Some say Albert fell asleep. Some say he was engrossed in his reading. There is no doubt, however, that when he got off the train, he was not in possession of his briefcase.

By this time, it was in the hands of agent Frank Burke, who led Albert on a chase through the streets until he was able to board a streetcar and make good his escape.

Advertisement

Some accounts claim that Albert placed an ad in the paper the next day offering a reward for the return of the briefcase and its contents, but by then the Americans knew what was inside.

Albert’s briefcase contained an outline of the German government’s espionage plans in the United States, along with the information that Albert himself had spent as much as $27 million of the German government’s money to set up a spy network inside the United States. As such, it was vital information.

To maintain the secret that American operatives were tailing German government officials in the United States, the Americans gave the British credit for stealing Albert’s briefcase, a falsity the British did nothing to correct. But when the contents of Albert’s information found their way into the American press, the resulting uproar was considerable. The United States expelled spymaster Franz von Papen, who would later become Adolf Hitler’s first and only vice-chancellor, from the country.

But that didn’t stop German spying. The infamous Black Tom explosion of 1916, in which German agents blew up one thousand tons of ammunition and supplies in New York Harbor in an explosion so violent it was felt as far away as Maryland and which damaged the Statue of Liberty severely enough so that visitors can’t climb to the top to this day, came after the capture of Albert’s briefcase.

Advertisement

German agents created what were known as “pencil bombs” in East Coast shipyards, smuggling them onto ships bound for Britain where they would explode during the trip and either damage cargo or sink ships.

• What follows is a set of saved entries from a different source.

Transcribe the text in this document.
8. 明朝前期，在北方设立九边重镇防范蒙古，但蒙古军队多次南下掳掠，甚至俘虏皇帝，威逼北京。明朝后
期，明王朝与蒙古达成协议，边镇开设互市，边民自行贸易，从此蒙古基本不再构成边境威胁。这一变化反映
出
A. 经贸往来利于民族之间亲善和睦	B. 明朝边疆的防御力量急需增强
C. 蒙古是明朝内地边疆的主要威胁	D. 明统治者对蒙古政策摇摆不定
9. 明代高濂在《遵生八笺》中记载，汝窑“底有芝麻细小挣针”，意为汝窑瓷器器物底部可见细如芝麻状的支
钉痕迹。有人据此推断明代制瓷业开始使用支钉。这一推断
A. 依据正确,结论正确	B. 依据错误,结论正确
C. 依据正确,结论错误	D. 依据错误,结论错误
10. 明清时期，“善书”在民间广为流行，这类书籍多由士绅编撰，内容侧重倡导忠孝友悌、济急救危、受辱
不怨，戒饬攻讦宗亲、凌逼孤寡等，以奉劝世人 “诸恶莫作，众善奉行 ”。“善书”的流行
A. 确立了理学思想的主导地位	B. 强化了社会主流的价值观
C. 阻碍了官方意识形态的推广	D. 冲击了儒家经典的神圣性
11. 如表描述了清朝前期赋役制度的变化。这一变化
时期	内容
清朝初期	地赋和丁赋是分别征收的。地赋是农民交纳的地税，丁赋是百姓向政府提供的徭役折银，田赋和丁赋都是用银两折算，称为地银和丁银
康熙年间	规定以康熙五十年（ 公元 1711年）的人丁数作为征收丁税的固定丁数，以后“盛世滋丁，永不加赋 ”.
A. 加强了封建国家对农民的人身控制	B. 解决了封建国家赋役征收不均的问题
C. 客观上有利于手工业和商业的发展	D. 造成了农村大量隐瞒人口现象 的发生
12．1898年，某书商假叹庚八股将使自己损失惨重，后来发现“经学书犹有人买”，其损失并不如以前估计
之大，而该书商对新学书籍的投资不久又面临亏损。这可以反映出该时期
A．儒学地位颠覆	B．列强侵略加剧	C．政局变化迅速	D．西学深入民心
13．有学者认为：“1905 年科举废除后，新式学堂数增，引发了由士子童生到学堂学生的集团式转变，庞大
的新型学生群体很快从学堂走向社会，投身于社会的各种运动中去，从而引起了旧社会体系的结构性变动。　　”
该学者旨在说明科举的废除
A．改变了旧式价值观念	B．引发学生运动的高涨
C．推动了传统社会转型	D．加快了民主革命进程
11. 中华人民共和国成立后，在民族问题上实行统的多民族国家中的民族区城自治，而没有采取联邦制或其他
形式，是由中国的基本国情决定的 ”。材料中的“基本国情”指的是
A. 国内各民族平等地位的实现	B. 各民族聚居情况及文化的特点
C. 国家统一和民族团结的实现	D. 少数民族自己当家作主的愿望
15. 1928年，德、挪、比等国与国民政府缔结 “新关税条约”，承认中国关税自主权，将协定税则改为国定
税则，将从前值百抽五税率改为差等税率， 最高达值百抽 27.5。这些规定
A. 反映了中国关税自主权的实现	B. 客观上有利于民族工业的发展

And, of course, the government wasn’t done trying, either. The Zimmerman Note of 1917, in which the German government agreed to recognize Mexican claims to Arizona and New Mexico in exchange for a Mexican declaration of war on the United States, was the final straw leading to a declaration of war.

And what of the other stars of our show? Burke retired in 1942. His boss, William J. Flynn, would go on to lead the Bureau from 1919-21. Dr. Albert went on to become Treasury Minister in the Weimar Republic in 1922. And the NSA? Well, let’s just say we know what happened to them.

Happy Sunday and enjoy today’s open thread!